"The Indian villagers, after taking permission from the BSF, go every day to their fields and gardens across the fence through specified gates, which are operated by the BSF for notified periods."
Agartala, May 15 - Tension prevailed since Wednesday along the India-Bangladesh border in Tripura as Bangladeshi nationals, accompanied by border guards, prevented Indian farmers from cultivating their lands, officials said Thursday.
When a group of farmers Wednesday went to cultivate their lands at Mohanpur village in Tripura, Bangladeshi nationals along with the Border Guard Bangladesh - jawans prevented them from doing so, a North Tripura district administration official told reporters here.

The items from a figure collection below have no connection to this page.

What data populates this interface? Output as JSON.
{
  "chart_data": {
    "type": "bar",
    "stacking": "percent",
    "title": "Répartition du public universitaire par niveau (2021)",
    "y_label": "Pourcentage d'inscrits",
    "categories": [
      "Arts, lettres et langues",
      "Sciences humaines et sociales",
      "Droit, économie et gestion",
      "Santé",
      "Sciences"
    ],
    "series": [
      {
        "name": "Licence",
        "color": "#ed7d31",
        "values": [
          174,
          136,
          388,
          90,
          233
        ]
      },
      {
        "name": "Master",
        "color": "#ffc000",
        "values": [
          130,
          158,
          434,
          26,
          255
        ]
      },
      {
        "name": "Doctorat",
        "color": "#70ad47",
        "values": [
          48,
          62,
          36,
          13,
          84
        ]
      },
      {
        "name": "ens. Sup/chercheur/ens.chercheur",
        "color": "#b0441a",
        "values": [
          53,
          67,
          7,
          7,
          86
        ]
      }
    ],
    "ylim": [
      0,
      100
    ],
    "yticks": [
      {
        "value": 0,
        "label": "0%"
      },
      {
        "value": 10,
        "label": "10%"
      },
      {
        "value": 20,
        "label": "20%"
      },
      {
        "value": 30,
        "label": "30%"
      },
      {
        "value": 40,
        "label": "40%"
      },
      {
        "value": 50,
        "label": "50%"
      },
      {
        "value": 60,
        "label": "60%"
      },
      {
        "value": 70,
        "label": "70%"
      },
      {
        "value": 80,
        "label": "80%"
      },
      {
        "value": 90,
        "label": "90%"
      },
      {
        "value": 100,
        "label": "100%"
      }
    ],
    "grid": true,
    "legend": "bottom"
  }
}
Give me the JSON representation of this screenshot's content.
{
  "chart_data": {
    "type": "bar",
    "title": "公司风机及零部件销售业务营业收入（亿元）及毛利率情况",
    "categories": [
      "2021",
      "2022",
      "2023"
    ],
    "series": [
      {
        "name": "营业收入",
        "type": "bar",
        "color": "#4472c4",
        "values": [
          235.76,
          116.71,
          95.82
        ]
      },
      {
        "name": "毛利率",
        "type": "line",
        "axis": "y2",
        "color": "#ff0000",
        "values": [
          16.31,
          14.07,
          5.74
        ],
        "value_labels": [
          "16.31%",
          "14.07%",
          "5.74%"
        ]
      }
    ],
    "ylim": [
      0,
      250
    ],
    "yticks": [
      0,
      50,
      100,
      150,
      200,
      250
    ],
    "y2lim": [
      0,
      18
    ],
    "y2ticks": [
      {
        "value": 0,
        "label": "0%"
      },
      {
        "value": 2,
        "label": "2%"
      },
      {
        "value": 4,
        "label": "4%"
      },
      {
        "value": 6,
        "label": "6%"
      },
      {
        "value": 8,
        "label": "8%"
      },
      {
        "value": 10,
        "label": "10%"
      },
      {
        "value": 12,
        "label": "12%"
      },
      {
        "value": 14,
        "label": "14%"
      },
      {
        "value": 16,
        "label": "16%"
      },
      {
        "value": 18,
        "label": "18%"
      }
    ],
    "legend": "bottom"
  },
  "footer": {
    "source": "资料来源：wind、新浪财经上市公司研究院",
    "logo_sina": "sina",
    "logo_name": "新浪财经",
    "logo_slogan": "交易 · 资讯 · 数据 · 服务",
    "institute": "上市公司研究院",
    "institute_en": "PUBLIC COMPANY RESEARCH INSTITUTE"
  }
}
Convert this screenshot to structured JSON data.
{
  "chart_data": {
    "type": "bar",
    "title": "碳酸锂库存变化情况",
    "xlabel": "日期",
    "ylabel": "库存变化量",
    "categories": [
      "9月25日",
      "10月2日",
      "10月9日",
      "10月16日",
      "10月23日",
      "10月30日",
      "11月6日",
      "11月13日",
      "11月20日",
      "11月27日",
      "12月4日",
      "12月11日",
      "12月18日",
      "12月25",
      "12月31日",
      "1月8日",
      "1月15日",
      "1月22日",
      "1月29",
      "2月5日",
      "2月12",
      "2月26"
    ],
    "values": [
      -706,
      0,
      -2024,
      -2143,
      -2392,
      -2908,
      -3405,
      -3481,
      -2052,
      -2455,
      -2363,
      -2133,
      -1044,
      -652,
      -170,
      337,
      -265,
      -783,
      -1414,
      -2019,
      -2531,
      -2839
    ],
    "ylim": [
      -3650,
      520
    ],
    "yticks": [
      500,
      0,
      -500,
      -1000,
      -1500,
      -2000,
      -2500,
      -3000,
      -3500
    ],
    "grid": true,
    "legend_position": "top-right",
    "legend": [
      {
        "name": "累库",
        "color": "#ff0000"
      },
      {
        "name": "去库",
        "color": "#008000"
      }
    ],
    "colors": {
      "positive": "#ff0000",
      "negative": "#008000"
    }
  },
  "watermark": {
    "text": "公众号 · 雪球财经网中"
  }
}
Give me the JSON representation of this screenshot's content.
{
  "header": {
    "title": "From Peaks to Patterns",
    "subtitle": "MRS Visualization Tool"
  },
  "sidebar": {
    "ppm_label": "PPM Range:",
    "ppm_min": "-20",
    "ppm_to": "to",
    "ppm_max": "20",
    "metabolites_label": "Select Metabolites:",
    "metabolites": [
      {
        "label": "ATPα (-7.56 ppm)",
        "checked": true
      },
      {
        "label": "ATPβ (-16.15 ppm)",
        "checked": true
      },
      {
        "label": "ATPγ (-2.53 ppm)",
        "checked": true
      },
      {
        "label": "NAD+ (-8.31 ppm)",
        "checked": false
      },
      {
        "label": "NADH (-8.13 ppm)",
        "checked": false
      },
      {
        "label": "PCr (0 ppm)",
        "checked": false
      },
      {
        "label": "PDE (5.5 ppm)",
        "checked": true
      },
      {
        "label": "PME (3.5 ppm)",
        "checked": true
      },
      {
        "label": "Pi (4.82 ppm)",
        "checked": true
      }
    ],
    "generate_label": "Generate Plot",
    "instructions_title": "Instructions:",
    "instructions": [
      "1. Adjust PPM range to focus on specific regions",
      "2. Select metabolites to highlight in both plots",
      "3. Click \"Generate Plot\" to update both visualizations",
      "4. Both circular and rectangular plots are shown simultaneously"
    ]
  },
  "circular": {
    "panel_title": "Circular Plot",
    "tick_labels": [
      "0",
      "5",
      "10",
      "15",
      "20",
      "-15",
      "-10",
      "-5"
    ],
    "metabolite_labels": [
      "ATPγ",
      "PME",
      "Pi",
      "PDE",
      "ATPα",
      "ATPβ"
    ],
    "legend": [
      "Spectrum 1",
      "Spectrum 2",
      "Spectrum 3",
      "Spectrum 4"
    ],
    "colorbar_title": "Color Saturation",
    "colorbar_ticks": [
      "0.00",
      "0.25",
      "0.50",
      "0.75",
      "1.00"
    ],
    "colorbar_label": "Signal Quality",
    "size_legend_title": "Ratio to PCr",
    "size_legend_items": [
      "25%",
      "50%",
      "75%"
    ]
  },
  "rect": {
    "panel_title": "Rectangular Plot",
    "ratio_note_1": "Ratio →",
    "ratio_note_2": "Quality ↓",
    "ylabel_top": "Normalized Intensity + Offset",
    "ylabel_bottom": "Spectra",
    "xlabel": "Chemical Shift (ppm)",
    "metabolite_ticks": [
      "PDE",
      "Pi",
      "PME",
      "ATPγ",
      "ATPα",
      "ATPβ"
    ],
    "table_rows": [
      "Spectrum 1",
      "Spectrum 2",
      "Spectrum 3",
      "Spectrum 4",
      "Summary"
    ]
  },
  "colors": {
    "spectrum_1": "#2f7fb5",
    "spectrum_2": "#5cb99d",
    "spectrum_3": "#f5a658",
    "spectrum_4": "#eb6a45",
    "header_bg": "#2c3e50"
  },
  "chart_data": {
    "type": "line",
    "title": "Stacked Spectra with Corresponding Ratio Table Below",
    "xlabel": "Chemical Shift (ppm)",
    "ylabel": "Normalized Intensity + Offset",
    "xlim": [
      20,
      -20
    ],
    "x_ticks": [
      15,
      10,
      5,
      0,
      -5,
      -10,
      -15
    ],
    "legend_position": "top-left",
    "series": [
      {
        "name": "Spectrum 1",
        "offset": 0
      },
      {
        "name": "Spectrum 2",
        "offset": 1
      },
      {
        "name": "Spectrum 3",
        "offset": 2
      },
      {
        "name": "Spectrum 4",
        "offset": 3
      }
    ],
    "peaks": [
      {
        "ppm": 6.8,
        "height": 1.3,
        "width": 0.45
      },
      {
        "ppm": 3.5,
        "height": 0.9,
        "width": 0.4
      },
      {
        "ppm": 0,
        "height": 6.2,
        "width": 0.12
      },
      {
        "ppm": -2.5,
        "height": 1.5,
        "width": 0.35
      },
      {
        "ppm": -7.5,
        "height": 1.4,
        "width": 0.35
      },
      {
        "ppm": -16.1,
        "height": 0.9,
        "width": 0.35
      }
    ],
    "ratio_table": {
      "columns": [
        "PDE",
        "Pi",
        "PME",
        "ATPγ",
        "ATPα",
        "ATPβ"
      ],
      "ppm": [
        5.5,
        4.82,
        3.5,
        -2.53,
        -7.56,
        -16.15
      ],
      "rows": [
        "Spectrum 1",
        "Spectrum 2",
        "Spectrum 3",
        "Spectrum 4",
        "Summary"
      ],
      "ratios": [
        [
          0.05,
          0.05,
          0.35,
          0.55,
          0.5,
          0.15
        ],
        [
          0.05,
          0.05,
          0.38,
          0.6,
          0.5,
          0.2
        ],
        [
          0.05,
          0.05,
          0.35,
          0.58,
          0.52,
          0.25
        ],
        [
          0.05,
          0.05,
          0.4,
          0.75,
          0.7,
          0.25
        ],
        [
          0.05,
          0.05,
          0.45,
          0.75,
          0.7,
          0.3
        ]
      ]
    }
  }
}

Border Security Force - troopers rushed to the spot, 145 km north of Agartala, and protested the intervention of the BGB personnel.
Subsequently, the Bangladeshi nationals were dispersed by the BGB troopers, following the protests by the BSF, the official said, adding that such border incidents often take place in various parts of India-Bangladesh border.
BSF's chief spokesman Bhaskar Rawat told IANS: We have asked the BGB officials to maintain status quo along the 1.2 km stretch of the bordering village till the survey officials of the two countries demarcate the areas. The controversy erupted after the Dhalai river changed its course.
Border pillars along the disputed areas were also either damaged or are missing due to the change of the river's flow, which now runs along the borders, the BSF official added.
There are paddy fields, rubber gardens and other cultivable lands on the other side of the Indian border as, according to international norms, the barbed wire fencing was erected 150 yards from the zero line along the India-Bangladesh border.
The Indian villagers, after taking permission from the BSF, go every day to their fields and gardens across the fence through specified gates, which are operated by the BSF for notified periods.
Tripura shares an 856-km border with Bangladesh and some parts of the border area remain unfenced. The mountainous terrain and dense forests make the border porous and vulnerable to illegal migrants and intruders crossing over.